I had a bride who was also a friend who invited my long-term boyfriend and I to her wedding. I did her makeup and then he and I attended the wedding and reception as a happy couple. I made a point of not letting her know we had broken up the night before. She didn't need that on her day. It was not the time or place. We need to be aware of those boundaries between our personal lives and doing the job. That is where reputation is built, and you want it built on your strengths. That same bride has since bought my services as a gift whenever her friends get married.
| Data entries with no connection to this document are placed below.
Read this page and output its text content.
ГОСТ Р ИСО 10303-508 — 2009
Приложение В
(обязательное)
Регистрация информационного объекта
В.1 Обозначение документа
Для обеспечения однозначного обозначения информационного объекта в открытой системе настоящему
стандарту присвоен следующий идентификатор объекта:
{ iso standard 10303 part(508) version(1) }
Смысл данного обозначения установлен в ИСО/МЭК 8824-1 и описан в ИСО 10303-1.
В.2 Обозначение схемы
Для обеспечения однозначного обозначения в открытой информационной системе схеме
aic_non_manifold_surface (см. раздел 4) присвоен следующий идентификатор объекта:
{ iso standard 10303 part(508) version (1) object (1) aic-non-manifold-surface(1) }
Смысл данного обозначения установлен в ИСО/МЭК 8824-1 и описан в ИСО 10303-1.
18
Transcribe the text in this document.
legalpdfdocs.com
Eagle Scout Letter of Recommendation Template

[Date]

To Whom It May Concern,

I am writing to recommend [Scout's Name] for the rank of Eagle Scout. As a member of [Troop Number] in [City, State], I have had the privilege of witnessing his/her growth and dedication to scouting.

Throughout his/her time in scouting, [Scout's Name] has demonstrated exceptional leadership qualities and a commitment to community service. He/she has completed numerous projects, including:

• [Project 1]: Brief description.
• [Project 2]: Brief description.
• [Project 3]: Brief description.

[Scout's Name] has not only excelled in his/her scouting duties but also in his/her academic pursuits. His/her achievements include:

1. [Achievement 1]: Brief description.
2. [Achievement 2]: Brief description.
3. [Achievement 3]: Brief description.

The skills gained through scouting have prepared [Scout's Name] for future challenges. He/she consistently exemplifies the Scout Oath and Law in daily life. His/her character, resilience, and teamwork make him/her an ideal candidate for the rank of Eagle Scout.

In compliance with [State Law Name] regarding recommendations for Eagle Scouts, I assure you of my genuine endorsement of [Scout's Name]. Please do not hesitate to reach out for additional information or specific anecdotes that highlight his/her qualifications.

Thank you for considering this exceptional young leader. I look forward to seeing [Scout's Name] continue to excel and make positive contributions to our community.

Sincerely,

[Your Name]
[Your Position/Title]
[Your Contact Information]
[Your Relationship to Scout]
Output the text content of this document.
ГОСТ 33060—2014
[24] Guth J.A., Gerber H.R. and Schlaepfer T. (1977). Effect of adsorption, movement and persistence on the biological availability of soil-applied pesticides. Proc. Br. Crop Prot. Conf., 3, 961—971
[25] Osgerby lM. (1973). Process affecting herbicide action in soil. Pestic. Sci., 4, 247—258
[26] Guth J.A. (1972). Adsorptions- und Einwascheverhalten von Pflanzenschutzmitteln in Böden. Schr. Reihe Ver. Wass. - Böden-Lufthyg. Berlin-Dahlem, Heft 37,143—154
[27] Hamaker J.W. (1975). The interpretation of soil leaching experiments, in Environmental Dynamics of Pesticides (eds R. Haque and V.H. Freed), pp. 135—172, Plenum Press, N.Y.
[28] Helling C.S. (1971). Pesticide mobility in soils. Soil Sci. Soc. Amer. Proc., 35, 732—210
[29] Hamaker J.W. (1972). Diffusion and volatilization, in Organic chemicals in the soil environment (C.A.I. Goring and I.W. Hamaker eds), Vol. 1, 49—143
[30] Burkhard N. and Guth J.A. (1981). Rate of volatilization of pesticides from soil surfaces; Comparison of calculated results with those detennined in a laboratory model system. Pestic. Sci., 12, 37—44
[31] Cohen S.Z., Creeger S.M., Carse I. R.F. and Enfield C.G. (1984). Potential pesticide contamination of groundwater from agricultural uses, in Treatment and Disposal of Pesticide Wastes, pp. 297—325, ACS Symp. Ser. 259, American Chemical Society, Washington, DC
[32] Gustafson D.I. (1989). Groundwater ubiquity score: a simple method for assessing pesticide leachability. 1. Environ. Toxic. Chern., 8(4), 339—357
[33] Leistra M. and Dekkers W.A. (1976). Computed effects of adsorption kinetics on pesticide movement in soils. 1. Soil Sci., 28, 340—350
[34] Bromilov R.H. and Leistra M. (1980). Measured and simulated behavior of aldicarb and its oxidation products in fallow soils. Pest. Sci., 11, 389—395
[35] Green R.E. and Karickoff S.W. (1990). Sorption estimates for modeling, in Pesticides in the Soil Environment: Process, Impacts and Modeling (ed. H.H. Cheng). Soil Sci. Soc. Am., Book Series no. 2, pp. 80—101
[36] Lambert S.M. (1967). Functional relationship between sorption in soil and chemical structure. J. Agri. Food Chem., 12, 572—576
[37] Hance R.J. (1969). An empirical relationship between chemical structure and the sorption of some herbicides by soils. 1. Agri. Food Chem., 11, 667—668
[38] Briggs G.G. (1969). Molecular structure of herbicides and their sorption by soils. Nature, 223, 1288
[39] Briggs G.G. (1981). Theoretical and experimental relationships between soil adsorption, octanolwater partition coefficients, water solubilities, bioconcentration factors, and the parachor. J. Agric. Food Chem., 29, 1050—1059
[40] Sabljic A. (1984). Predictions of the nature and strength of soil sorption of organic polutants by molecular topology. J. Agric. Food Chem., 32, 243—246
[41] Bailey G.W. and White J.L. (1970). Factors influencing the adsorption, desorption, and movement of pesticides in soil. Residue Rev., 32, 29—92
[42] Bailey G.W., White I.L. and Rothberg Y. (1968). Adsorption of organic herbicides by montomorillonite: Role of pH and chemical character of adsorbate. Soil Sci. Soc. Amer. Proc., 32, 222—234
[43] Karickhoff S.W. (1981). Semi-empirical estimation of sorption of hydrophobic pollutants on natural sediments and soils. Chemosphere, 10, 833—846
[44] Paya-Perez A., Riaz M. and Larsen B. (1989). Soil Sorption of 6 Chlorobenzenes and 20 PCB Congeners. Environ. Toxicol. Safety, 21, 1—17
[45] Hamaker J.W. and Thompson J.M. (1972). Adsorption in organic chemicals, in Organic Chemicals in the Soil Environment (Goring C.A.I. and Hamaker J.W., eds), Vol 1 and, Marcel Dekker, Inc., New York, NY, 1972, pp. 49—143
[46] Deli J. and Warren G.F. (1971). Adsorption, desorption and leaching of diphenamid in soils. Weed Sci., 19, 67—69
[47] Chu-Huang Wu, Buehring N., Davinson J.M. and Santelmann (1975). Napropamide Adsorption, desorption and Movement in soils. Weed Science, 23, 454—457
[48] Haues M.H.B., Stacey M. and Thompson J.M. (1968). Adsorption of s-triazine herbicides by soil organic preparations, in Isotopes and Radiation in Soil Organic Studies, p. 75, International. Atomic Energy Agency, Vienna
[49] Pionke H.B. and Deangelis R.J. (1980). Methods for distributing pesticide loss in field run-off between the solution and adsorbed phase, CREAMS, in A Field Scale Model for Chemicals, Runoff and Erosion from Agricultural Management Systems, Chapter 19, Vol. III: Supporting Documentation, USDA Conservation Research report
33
I don't talk about my younger years at work because it is not what I am there to do. I am at work to work...and to work at my best. I am never formulating excuses, and phantoms of my past will not define me. In fact, until this moment, most of my associates had no idea of this aspect of my story. Friends and family are there for support and you should contact them if you need them, nobody should have to suffer alone. Coworkers in this industry may empathize, as many have endured their own trials, but they won't necessarily sympathize when there is work to be done. My role is one of the most nurturing and intimate on a crew. People want to talk to me and I am happy to listen and treasure their trust. However, even I have had to tell more than one model, "I'm sorry the designer pissed you off/ you didn't pack a granola bar/your boyfriend caused drama at the event/ whatever...I have five minutes to get you down the runway so get it together and chin up. Be as angry/sad/crazy/hungry as you want, once the event is over and the clothes are back on the hangers. Then we can talk."
The clock doesn't stop, deadlines don't stop looming, and the crew isn't going to hang around all night for one person to have a meltdown. "The show must go on." If Freddie Mercury could perform like a rock god when he knew he was dying of AIDS, you too can pull it together for a few hours on set.
Just after Y2K, when my life in this city was spooling up from the $2.00 in pennies I had to my name, Vas Littlecrow scouted me as a model and told me "All this pain and suffering will be great for your press releases." I can see her point...but it is only great if I live my life as a success story. I hope you can live your lives as one as well.